Remembering to do something in the future is called prospective memory. For example, you might decide on the drive to work in the morning that you want to watch the latest episode of your favorite show when you get home at night. In doing so, you are setting an intention (“I want to watch the show”) and its context (“-when I get home tonight”). Prospective memory consists of two components, a retroactive and prospective component. The retroactive component is remembering what you need to do when the time comes, and the prospective component is simply remembering to do that thing when the time comes.
In a recent publication in the journal Memory & Cognition, three researchers from Heinrich-Heine-Universität Düsseldorf set out to study how sleep can help us remember what we need to do in the future. In their study, participants were asked to perform a prospective memory task, by pressing a key when shown a word they had learned a few hours ago. Half of the participants learned the words in the morning and were tested at night, while the other half learned the words at night, and were tested the next morning. The researchers hypothesized that the participants who were tested on the morning of the next day would be better at remembering to press the key on the correct word.

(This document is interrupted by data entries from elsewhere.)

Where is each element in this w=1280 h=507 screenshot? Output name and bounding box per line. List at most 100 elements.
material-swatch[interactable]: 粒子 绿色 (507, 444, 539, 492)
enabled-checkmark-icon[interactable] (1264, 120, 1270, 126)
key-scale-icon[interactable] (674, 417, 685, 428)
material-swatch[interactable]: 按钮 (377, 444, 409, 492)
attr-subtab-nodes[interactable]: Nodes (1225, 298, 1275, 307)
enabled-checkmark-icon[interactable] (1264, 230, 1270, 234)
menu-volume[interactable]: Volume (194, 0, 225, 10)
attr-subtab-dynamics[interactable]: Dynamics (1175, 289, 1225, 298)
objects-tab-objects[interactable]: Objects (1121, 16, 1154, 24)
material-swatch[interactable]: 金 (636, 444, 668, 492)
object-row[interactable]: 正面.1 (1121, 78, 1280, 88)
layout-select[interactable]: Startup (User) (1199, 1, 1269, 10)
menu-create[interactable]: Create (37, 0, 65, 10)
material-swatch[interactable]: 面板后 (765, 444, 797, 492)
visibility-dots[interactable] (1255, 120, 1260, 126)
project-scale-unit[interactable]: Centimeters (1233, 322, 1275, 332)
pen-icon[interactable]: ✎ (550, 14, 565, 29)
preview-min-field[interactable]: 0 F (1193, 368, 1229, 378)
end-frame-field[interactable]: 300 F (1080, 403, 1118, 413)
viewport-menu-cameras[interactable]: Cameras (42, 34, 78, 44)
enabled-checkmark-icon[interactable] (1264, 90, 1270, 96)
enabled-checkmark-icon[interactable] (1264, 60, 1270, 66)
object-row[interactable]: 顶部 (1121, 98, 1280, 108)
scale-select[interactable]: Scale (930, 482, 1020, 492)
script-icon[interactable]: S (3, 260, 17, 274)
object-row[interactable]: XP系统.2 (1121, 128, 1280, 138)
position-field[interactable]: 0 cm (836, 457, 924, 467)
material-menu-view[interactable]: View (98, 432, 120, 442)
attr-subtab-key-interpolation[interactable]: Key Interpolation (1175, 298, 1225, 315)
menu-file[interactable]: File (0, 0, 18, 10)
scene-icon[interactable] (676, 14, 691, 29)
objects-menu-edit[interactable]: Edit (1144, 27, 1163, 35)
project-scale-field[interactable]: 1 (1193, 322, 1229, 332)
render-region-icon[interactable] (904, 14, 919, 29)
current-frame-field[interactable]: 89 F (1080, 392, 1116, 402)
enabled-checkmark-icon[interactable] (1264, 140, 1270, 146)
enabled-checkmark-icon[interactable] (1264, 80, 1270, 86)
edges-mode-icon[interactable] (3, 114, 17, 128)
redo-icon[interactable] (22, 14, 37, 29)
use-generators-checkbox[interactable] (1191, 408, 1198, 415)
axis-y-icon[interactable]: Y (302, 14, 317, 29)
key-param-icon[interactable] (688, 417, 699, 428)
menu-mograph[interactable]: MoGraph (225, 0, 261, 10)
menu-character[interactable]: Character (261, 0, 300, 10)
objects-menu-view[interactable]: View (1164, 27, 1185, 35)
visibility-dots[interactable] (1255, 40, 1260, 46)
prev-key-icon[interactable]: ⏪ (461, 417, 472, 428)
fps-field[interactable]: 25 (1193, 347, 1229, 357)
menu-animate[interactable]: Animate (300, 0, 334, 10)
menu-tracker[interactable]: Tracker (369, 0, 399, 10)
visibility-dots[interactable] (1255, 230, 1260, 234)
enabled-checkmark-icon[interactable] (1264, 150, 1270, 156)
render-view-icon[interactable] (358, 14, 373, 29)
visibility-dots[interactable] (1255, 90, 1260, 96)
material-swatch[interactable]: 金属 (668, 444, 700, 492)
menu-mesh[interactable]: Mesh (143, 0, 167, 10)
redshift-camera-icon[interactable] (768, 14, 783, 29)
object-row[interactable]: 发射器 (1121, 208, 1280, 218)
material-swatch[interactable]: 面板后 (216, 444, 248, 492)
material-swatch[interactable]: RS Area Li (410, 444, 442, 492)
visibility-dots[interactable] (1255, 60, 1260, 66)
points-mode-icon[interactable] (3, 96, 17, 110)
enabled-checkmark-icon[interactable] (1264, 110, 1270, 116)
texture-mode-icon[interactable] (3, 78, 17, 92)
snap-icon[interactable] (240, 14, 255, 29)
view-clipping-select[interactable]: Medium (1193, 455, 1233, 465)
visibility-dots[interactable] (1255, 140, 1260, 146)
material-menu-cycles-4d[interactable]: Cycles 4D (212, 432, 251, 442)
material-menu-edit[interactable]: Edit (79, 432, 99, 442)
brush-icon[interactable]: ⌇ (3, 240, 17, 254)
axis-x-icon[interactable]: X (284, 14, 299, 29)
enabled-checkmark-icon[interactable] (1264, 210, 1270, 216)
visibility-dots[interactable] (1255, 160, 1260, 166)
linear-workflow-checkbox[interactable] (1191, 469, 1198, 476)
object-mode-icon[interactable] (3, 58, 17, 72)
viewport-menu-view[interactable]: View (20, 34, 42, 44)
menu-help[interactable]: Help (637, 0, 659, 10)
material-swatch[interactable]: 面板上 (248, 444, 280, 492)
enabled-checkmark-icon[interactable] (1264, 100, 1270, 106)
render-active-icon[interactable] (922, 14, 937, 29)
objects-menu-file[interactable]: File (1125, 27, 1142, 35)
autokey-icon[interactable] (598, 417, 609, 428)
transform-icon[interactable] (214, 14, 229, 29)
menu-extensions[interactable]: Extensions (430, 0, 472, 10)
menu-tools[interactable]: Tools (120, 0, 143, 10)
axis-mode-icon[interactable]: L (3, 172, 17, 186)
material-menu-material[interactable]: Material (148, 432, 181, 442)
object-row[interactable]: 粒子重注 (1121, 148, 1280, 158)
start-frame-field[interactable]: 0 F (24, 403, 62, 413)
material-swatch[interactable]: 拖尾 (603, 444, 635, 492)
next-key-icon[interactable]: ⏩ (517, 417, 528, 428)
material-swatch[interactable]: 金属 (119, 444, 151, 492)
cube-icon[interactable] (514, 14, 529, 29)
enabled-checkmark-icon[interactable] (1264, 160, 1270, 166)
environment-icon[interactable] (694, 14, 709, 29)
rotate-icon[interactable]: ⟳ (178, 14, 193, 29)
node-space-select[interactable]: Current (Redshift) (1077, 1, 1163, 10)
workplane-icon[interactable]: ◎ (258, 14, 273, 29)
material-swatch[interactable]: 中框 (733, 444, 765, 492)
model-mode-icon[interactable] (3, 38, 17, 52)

They found that participants did perform better when tested in the morning, but this was not strictly due to sleep. Both groups had actually performed the best when tested in the morning, and the researchers suggest that this effect was due to our attention being refreshed in the morning. Taken together, their findings demonstrate that we are better at remembering to do things in the morning, not because sleep helps us store memories, but because we are more refreshed after a good rest. Translated into practical advice, since our prospective memories are best in the morning, it might be useful to set some reminders for things you intend to do later in the day.